Nikki Haley Proposes Mandatory Drug Tests For Recipients Of Unemployment Benefits
If South Carolina gubernatorial candidate Nikki Haley had her way, her state's unemployed would be subjected to mandatory drug testing in order to receive unemployment benefits.
"I'm gonna push to make sure that if someone fails a drug test in this state, that we are not gonna pay benefits," Haley said at a press conference outside the S.C Department of Employment and Workforce. "That's something I'm gonna push for, I think people of this state deserve that. Personal responsibility matters and we're gonna continue to fight that fight."
Haley's proposal builds off a piece of legislation that was brought before the South Carolina Senate last year.
South Carolina's The State reports:
The idea was proposed last year during Legislative debate, but some argued denying benefits to those who fail a drug test is unconstitutional. State Sen. David Thomas, R-Greenville, proposed the department conduct a urine drug test on a random sample of 500 first-time benefit recipients, and report the findings to the General Assembly by Nov. 1.

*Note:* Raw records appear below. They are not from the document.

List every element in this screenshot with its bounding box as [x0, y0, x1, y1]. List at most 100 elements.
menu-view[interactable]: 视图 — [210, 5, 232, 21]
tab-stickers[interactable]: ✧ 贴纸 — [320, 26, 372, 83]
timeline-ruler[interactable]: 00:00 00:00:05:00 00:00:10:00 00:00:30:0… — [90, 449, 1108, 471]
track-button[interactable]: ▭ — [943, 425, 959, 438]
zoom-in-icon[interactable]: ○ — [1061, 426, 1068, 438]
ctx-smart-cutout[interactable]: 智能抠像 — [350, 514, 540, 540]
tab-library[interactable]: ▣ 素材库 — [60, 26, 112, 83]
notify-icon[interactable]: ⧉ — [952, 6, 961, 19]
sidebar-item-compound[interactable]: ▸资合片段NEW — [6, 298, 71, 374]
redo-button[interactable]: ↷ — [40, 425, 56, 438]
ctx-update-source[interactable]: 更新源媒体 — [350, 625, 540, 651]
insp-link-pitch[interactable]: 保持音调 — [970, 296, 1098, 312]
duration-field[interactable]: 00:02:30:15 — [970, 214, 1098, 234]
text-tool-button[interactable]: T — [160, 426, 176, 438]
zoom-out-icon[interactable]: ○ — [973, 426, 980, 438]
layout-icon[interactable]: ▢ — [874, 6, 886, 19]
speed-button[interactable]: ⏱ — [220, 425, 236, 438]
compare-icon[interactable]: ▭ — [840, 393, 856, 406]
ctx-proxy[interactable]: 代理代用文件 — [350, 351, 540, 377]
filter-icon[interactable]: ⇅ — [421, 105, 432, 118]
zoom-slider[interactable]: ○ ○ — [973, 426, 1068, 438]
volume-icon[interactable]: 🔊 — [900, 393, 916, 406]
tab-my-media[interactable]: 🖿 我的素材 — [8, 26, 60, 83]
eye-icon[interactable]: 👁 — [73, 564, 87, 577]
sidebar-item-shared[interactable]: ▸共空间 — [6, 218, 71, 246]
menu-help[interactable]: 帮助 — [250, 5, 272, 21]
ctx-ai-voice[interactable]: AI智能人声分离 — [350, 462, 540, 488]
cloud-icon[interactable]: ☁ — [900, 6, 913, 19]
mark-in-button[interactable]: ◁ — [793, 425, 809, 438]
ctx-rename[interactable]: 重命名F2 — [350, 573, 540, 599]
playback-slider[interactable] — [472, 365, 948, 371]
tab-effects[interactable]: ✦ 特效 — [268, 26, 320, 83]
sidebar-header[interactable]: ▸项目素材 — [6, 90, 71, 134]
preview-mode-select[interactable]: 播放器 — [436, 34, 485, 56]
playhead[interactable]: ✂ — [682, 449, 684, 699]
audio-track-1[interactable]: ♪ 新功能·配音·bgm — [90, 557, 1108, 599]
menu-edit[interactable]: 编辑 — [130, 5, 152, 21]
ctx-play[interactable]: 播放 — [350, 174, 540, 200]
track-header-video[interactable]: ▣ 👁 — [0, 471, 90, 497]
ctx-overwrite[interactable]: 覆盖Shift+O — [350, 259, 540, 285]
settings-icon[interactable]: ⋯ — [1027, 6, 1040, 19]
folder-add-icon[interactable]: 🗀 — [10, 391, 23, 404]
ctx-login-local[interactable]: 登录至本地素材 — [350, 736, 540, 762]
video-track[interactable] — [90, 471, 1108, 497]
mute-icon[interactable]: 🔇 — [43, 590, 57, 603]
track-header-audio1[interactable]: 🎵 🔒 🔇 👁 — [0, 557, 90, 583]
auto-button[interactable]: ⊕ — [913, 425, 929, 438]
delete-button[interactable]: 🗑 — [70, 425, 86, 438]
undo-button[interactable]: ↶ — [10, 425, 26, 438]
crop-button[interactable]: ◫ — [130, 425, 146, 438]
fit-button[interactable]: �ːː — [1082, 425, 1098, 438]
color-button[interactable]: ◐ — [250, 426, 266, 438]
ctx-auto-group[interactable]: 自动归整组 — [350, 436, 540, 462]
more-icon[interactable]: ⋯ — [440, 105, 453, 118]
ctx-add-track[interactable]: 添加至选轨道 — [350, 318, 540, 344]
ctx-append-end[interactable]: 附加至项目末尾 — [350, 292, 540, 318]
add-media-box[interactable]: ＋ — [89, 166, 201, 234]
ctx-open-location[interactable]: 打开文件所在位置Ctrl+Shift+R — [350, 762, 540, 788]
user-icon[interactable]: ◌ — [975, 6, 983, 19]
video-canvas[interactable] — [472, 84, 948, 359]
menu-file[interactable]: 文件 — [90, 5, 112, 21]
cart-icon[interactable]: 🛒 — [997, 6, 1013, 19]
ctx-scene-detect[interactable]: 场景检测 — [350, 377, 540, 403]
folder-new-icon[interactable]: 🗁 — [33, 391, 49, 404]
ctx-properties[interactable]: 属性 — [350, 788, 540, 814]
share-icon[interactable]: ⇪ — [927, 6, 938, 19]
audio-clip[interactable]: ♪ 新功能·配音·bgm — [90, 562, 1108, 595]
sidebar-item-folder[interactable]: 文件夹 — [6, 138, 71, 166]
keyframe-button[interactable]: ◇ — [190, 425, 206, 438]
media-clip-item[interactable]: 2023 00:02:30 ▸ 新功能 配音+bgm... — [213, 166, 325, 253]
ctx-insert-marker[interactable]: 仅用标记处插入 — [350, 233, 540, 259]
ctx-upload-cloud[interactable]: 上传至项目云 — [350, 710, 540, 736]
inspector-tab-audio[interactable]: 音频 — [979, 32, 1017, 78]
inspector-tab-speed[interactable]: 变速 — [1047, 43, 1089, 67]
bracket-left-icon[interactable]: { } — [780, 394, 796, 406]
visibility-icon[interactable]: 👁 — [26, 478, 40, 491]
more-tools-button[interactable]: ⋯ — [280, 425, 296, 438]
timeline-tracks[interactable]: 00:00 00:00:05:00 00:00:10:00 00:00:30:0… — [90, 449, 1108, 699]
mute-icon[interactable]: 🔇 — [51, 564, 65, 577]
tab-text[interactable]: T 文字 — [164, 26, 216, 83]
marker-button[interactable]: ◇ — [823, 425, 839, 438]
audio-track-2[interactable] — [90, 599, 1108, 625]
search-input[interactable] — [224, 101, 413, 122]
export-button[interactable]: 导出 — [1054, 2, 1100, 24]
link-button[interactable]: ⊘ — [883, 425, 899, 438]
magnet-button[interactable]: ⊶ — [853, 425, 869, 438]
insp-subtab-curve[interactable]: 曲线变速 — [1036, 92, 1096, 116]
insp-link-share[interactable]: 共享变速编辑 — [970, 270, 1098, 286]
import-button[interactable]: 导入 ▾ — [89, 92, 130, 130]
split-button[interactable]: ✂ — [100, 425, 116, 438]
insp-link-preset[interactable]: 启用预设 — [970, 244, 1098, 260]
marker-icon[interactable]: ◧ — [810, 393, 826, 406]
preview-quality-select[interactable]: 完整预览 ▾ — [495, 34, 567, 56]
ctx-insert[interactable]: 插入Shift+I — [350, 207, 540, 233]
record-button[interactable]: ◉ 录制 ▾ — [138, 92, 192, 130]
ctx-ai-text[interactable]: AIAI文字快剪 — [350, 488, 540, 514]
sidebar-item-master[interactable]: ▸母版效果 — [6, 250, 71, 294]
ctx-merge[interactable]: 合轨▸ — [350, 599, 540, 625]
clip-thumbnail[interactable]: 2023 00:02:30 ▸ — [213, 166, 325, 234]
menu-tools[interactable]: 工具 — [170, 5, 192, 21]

If more than 10 percent of the random sample tested positive for drug use, then 3 percent of all new benefit recipients would have to be drug tested going forward as of Feb. 1, 2011. The legislation, which was withdrawn, would also have required lawmakers to be drug tested.
According to a jobs report, the unemployment rate has recently increased to 11 percent in the Palmetto State, a point and a half above the national 9.5 percent rate. The State reports that South Carolina now was more than 236,000 jobless workers.
Back in June, Sen. Orrin Hatch (R-Utah) proposed a similar bill to a very mild reception. While some senators applauded the idea as a plan to ensure that federal dollars did not end up supporting a drug habit, others found it to be a potentially costly villainization of the unemployed.
Nikki Haley faces Democratic State Senator Vincent Sheheen in November. She has consistently held a lead over him in the polls.